Tag: alex steinweiss

Midweek Miscellany


Furious — Writer and herstorian Trina Robbins talks to Imprint about her new book on pioneering female cartoonist Tarpé Mills and her newspaper strip Miss Fury:

I’ve always been a lover of noir and of good adventure strips in the noir mode, as typified by Milton Caniff’s Terry and the Pirates. They are adventures that are good, fun escapist reading. As you know, there were a number of cartoonists during the 1940s who worked in that genre, but only Tarpé Mills was a woman. That alone would have been enough to attract her to me. But add to that: good art, solid storytelling, memorable characters… including three of the strongest female characters in comics…

Mills’s characters also wore great fashions… at a time when many of the male cartoonists dressed their female characters in featureless red strapless evening gowns or equally featureless short red V-necked dresses. Of course there are exceptions – Caniff was very up on women’s styles.
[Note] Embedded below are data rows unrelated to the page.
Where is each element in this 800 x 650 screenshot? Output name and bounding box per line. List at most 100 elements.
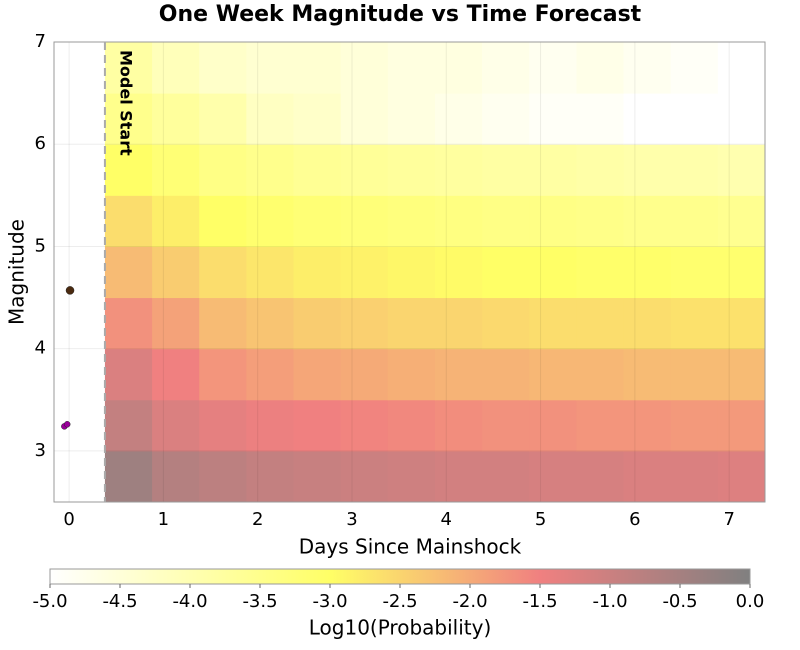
heat-cell (482, 246, 530, 299)
heat-cell (529, 297, 577, 350)
heat-cell (576, 144, 625, 196)
heat-cell (246, 399, 295, 452)
heat-cell (529, 399, 577, 452)
heat-cell (576, 93, 625, 145)
heat-cell (576, 195, 625, 247)
heat-cell (104, 93, 153, 145)
heat-cell (199, 42, 247, 94)
heat-cell (717, 144, 766, 196)
heat-cell (576, 246, 625, 299)
colorbar-tick-label: -5.0 (32, 591, 67, 612)
heat-cell (670, 93, 719, 145)
heat-cell (199, 246, 247, 299)
heat-cell (529, 246, 577, 299)
chart-title: One Week Magnitude vs Time Forecast (159, 2, 642, 27)
colorbar-tick-label: -3.0 (312, 591, 347, 612)
x-tick-label: 5 (535, 509, 546, 530)
heat-cell (340, 93, 389, 145)
heat-cell (293, 42, 342, 94)
heat-cell (717, 93, 766, 145)
y-tick-label: 4 (35, 338, 46, 359)
heat-cell (623, 42, 672, 94)
heat-cell (246, 450, 295, 503)
heat-cell (340, 246, 389, 299)
heat-cell (717, 42, 766, 94)
heat-cell (340, 42, 389, 94)
heat-cell (434, 144, 483, 196)
heat-cell (434, 195, 483, 247)
heat-cell (104, 246, 153, 299)
heat-cell (104, 348, 153, 401)
heat-cell (104, 450, 153, 503)
heat-cell (104, 399, 153, 452)
heat-cell (152, 348, 200, 401)
heat-cell (576, 348, 625, 401)
heat-cell (623, 399, 672, 452)
heat-cell (482, 399, 530, 452)
heat-cell (670, 450, 719, 503)
heat-cell (482, 93, 530, 145)
heat-cell (434, 348, 483, 401)
heat-cell (152, 246, 200, 299)
heat-cell (576, 42, 625, 94)
heat-cell (717, 297, 766, 350)
heat-cell (246, 144, 295, 196)
heat-cell (482, 195, 530, 247)
model-start-label: Model Start (116, 50, 135, 156)
colorbar-tick-label: 0.0 (736, 591, 765, 612)
heat-cell (717, 348, 766, 401)
heat-cell (199, 399, 247, 452)
heat-cell (152, 297, 200, 350)
heat-cell (340, 399, 389, 452)
colorbar (49, 568, 751, 585)
heat-cell (387, 246, 436, 299)
heat-cell (623, 93, 672, 145)
plot-frame (53, 41, 766, 503)
heat-cell (670, 348, 719, 401)
heat-cell (717, 195, 766, 247)
heat-cell (293, 93, 342, 145)
heat-cell (576, 450, 625, 503)
heat-cell (482, 42, 530, 94)
heat-cell (576, 399, 625, 452)
x-tick-label: 7 (723, 509, 734, 530)
heat-cell (529, 195, 577, 247)
heat-cell (293, 399, 342, 452)
heat-cell (434, 297, 483, 350)
heat-cell (199, 144, 247, 196)
x-tick-label: 6 (629, 509, 640, 530)
heat-cell (104, 42, 153, 94)
heat-cell (670, 297, 719, 350)
heat-cell (434, 246, 483, 299)
y-tick-label: 6 (35, 133, 46, 154)
heat-cell (387, 93, 436, 145)
colorbar-tick-label: -2.0 (452, 591, 487, 612)
heat-cell (340, 348, 389, 401)
heat-cell (104, 297, 153, 350)
heat-cell (670, 246, 719, 299)
heat-cell (340, 195, 389, 247)
heat-cell (482, 297, 530, 350)
event-point (63, 421, 71, 428)
heat-cell (623, 450, 672, 503)
heat-cell (104, 144, 153, 196)
heat-cell (482, 144, 530, 196)
heat-cell (387, 399, 436, 452)
x-tick-label: 2 (252, 509, 263, 530)
heat-cell (576, 297, 625, 350)
heat-cell (387, 42, 436, 94)
heat-cell (246, 246, 295, 299)
heat-cell (246, 297, 295, 350)
heat-cell (623, 195, 672, 247)
x-axis-label: Days Since Mainshock (299, 535, 522, 559)
colorbar-tick-label: -3.5 (242, 591, 277, 612)
heat-cell (717, 399, 766, 452)
heat-cell (623, 348, 672, 401)
colorbar-tick-label: -1.0 (592, 591, 627, 612)
x-tick-label: 1 (158, 509, 169, 530)
y-tick-label: 7 (35, 31, 46, 52)
heat-cell (340, 450, 389, 503)
heat-cell (529, 450, 577, 503)
heat-cell (199, 450, 247, 503)
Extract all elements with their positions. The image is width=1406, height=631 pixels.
But I think in general one sign that a comic is by a woman is that attention is paid to the clothing – Miss Fury, Brenda Starr, Mopsy, I could go on and on – and that men tend not to show much awareness of what real women are wearing, even today… especially today!

And on the subject of comics…

Word as Pictures — Designer Rob Harrigan has launched a new series of interviews about design and comics. First off is designer Rian Hughes:

Comics, in a broader sense, are simply words and pictures – and words AS pictures, which as a designer, and especially as a font designer, is what fascinates me the most. The formal aspects of communication – this is the very language designers manipulate for their own ends, the medium culture uses to spread memes.

Still Great, Still in Production — Alexander Lange reviews Dieter Rams: As Little Design as Possible by Sophie Lovell for The Architect’s Newspaper:

Open Dieter Rams: As Little Design as Possible. Turn to page 64. There you will find the Braun product line circa 1963. I would buy any one of those products today, save the cameras, were they sold in stores. Which is to say, you will get no argument from me about Rams’ greatness as an industrial designer and the superiority of his achievement as head of Braun’s product design department from 1961 to 1995, where he designed or co-designed 500 products, lighters, door handles, coffee grinders, hi-fis and televisions, hair dryers, and cameras. Plus those Vitsoe 606 shelves, still great, still in production.

And finally…

Steven Heller on designer, art director and inventor of the album cover Alex Steinweiss, who died on Sunday aged 94, for The New York Times:

Mr. Steinweiss preferred metaphor to literalism, and his covers often used collages of musical and cultural symbols. For a Bartok piano concerto, he rejected a portrait of Bartok, using instead the hammers, keys and strings of a piano placed against a stylized backdrop. For a recording of Gershwin’s “Rhapsody in Blue,” he used an illustration of a piano on a dark blue field illuminated only by an abstract street lamp, with a stylized silhouetted skyline in the background…

Mr. Steinweiss said he was destined to be a commercial artist. In high school he marveled at his classmates who “could take a brush, dip it in some paint and make letters,” he recalled. “So I said to myself, if some day I could become a good sign painter, that would be terrific!”